It turns out that owls are extremely soft and that if you pet them very gently, their eyelids slowly droop shut in a look of pleased ecstasy (they were also pretty tuckered out at the end of the day, though the staff are conscientious about resting the birds and looking after their welfare). The cafe is small enough that you spend a lot of time saying "sumimasen" ("I'm sorry"/"excuse me" in this context), because you bump into people (and their owls) rather a lot. Especially when you are a fat American. 

It also turns out that holding an owl on your hand gets heavy after a while, and I recommend putting your owl on your shoulder, especially if you are holding a large owl. If this isn't a situation you can ever imagine finding yourself in, you should fix that ASAP, because getting this close to an owl really is a totally amazing experience. 

Also, keep a tight grip on those jesses.

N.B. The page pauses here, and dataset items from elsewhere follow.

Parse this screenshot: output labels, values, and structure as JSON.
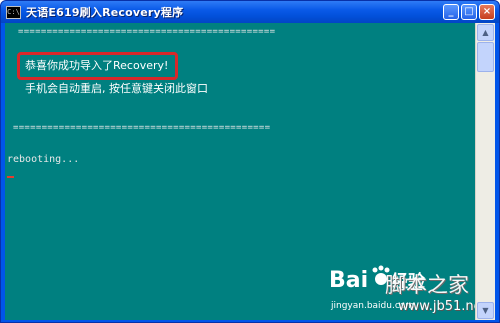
{
  "window": {
    "title": "天语E619刷入Recovery程序",
    "icon": "cmd-icon",
    "icon_text": "C:\\",
    "controls": {
      "minimize": "_",
      "maximize": "□",
      "close": "×"
    }
  },
  "console": {
    "separator_top": "=============================================",
    "success_message": "恭喜你成功导入了Recovery!",
    "restart_message": "手机会自动重启, 按任意键关闭此窗口",
    "separator_bottom": "=============================================",
    "status": "rebooting..."
  },
  "watermark": {
    "logo": "Bai 经验",
    "logo_bai": "Bai",
    "logo_paw": "paw-icon",
    "logo_jingyan": "经验",
    "jingyan_url": "jingyan.baidu.com",
    "site_name": "脚本之家",
    "site_url": "www.jb51.net"
  },
  "colors": {
    "console_bg": "#008080",
    "console_text": "#e8e8e8",
    "titlebar": "#0055ea",
    "highlight_border": "#d8282a",
    "cursor": "#e63b2e"
  }
}
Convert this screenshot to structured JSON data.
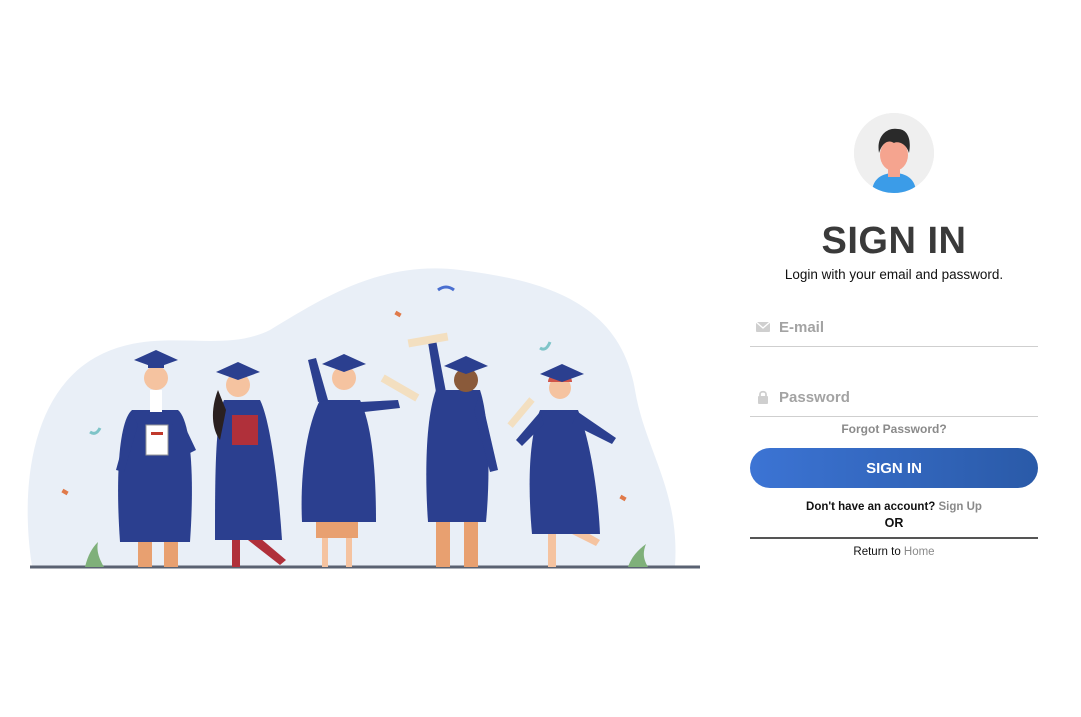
{
  "login": {
    "title": "SIGN IN",
    "subtitle": "Login with your email and password.",
    "email_placeholder": "E-mail",
    "password_placeholder": "Password",
    "forgot_password": "Forgot Password?",
    "signin_button": "SIGN IN",
    "no_account_text": "Don't have an account? ",
    "signup_link": "Sign Up",
    "or_text": "OR",
    "return_text": "Return to ",
    "home_link": "Home"
  },
  "icons": {
    "avatar": "user-avatar-icon",
    "email": "envelope-icon",
    "password": "lock-icon"
  },
  "colors": {
    "primary_button_start": "#3c74d4",
    "primary_button_end": "#2a5aa8",
    "title": "#3a3a3a",
    "link_muted": "#8a8a8a",
    "gown": "#2b3f8f"
  }
}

While the owls at Fukuro No Mise were very mellow, they still sometimes got a little fussy, and you don't want an owl flying off — especially in a cafe crowded with people and other owls, because you could set off a bit of a chain reaction. Particularly when it comes to small owl versus large owl. 

At the conclusion of your visit, the staff give you a drink (I had oolong tea) and a little gift, but you definitely shouldn't be attending with the idea of a cafe in mind. This is, as my traveling companion puts it, "strong on the owl part." You are going to hang out with owls, not to enjoy a broad selection of tasty and excellent pastries and teas (both of which are widespread and delicious in Japan). 

While it's not a "real" cafe, Fukuro No Mise's staff are marvelously attentive and friendly, as has been common across the board with my experiences in Japan so far. People are unfailingly helpful and polite, even when I am making a total jerk out of myself by being inattentive, and it's honestly been one of the most difficult things to adjust to: Japanese clerks, waitresses, and other staff take their job responsibilities very seriously, and want their guests to have a good time. 

At an owl cafe, it's honestly hard NOT to have a good time.